Bug #16850
closedObject#hash doesn't behave as documented
Description
From Ruby 2.7 Object class documentation:
The hash value is used along with eql? by the Hash class to determine if two objects reference the same hash key.
From this I expect that overwritting the Object#hash
method changes the Hashing algorithm. But this is only the case for some objets. Consider the following code:
class Object
def hash
i_dont_exist
end
end
class Ana
end
hash = {}
hash[3] = true
hash[3] = false
puts 'Integers are not using the new hash method'
hash[Ana.new] = true
puts 'this will not be executed because the class Ana uses the new hash method'
The output of executing this code is:
Integers are not using the new hash method
Traceback (most recent call last):
1: from a.rb:13:in `<main>'
a.rb:3:in `hash': undefined local variable or method `i_dont_exist' for #<Ana:0x000055626f0b7a30> (NameError)
This proves that Integer hash method is not used to determine if two objects reference the same hash key, as said in the documentation. Check the any_hash
method for the other classes affected.
I think that either the behavior should be modified (aiming for a consistency along different classes and following the documentation) or the documentation updated.
Updated by jeremyevans0 (Jeremy Evans) over 4 years ago
I consider this an implementation detail. It never makes sense to override the hash calculation for the cases where Ruby uses the built-in calculation instead of calling #hash, so I don't think Ruby should change behavior to increase consistency. However, we could explicitly document the behavior. Something like:
diff --git a/hash.c b/hash.c
index e75a431c09..b7d320f7c2 100644
--- a/hash.c
+++ b/hash.c
@@ -315,6 +315,9 @@ objid_hash(VALUE obj)
* implementations of Ruby. If you need a stable identifier across Ruby
* invocations and implementations you will need to generate one with a custom
* method.
+ *
+ * Certain core classes such as Integer use built-in hash calculations and
+ * do not call the #hash method when used as a hash key.
*--
* \private
*++
Thoughts on that?
Updated by ana06 (Ana Maria Martinez Gomez) over 4 years ago
That looks good to me :+1: I may add String as well (such as Integer and String).
Updated by matz (Yukihiro Matsumoto) over 4 years ago
+1 The updates LGTM.
Matz.
Updated by Dan0042 (Daniel DeLorme) over 4 years ago
Would it be feasible to raise some sort of error when trying to redefine Integer#hash ?
Not just for this case, but I feel there were other cases where ruby bypasses the method call to use the built-in implementation directly. Can't recall exactly atm.
Making certain methods un-overridable could be a useful signal that "this is not going to work as you expect".

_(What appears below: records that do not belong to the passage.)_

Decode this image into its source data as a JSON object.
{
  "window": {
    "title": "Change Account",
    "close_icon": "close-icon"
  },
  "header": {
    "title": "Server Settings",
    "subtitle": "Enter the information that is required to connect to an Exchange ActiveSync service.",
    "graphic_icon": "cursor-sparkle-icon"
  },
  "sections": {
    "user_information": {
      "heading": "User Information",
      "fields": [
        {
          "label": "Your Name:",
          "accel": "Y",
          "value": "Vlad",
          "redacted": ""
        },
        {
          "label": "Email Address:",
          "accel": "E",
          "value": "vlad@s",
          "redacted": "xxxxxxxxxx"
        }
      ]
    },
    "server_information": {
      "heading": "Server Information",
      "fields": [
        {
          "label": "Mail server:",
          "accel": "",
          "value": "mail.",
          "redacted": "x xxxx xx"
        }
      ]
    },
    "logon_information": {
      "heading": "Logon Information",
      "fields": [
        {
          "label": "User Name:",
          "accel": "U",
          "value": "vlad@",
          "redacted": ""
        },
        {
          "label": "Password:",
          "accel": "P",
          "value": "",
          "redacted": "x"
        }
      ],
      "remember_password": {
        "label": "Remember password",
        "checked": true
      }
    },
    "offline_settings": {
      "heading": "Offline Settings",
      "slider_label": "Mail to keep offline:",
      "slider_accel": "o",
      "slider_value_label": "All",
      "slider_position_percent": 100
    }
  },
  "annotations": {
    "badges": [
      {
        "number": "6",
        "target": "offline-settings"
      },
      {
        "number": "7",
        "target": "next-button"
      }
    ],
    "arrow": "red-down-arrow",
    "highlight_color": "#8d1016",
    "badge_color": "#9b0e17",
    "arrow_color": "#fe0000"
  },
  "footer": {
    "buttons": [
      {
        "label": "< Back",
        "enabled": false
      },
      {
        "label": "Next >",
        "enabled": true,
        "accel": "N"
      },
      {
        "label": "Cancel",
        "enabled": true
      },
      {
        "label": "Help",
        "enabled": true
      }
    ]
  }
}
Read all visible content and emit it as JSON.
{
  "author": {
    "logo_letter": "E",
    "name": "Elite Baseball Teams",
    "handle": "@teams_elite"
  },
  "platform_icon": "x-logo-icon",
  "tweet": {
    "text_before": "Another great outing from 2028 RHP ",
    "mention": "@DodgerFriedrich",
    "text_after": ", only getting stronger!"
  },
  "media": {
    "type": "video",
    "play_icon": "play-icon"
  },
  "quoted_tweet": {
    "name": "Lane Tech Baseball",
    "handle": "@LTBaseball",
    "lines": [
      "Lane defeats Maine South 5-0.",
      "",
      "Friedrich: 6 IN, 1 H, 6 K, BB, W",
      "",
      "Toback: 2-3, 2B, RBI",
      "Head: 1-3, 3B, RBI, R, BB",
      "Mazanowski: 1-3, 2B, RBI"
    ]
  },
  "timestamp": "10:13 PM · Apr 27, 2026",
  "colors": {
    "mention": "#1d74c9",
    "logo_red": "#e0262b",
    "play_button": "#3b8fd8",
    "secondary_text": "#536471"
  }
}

Updated by jeremyevans (Jeremy Evans) over 4 years ago
- Status changed from Open to Closed
Applied in changeset git|de29a022acb93691dfc50db852cb04f763565072.
Document that #hash is not called for certain core classes [ci skip]
Fixes [Bug #16850]
Updated by jeremyevans0 (Jeremy Evans) over 4 years ago
Dan0042 (Daniel DeLorme) wrote in #note-4:
Would it be feasible to raise some sort of error when trying to redefine Integer#hash ?
Not just for this case, but I feel there were other cases where ruby bypasses the method call to use the built-in implementation directly. Can't recall exactly atm.
Making certain methods un-overridable could be a useful signal that "this is not going to work as you expect".
It's probably feasible, but I don't think it is a good idea. You can do it in pure Ruby if you want:
module HashOverrideRaise
def method_added(method)
raise "don't override hash" if method == :hash
super
end
def include(*)
super
raise "don't override hash" unless instance_method(:hash).owner == Kernel
end
end
Integer.extend HashOverrideRaise
However, this doesn't handle the case in Ana's example, because you are defining Object#hash, and not Integer#hash.
The cases where Ruby bypasses method calls to use built-in code are different than this case. Ruby will default to use the faster built-in code, but if you define a method, Ruby will recognize it and start calling the method. This approach is usually referred to as deoptimization.
In this case, I don't think it makes sense to change Ruby's behavior. There is no reason to override #hash for the cases where Ruby uses a built-in implementation. So the fact that Ruby does not call #hash in all cases should not be a problem. If you override #eql?, Ruby will still respect that and treat objects differently:
h = {}
s = ''
def s.eql?(_) false end
h[s] = 1
h[s] = 2
h
# => {""=>1, ""=>2}
Updated by Dan0042 (Daniel DeLorme) over 4 years ago
Thanks for the insight into bypass vs deoptimization.
Of course if you override #hash and #eql? to return true for previously false cases then it wouldn't work, but anyway I don't see much use or reason for doing this on Integer or String. The added documentation is plenty good enough.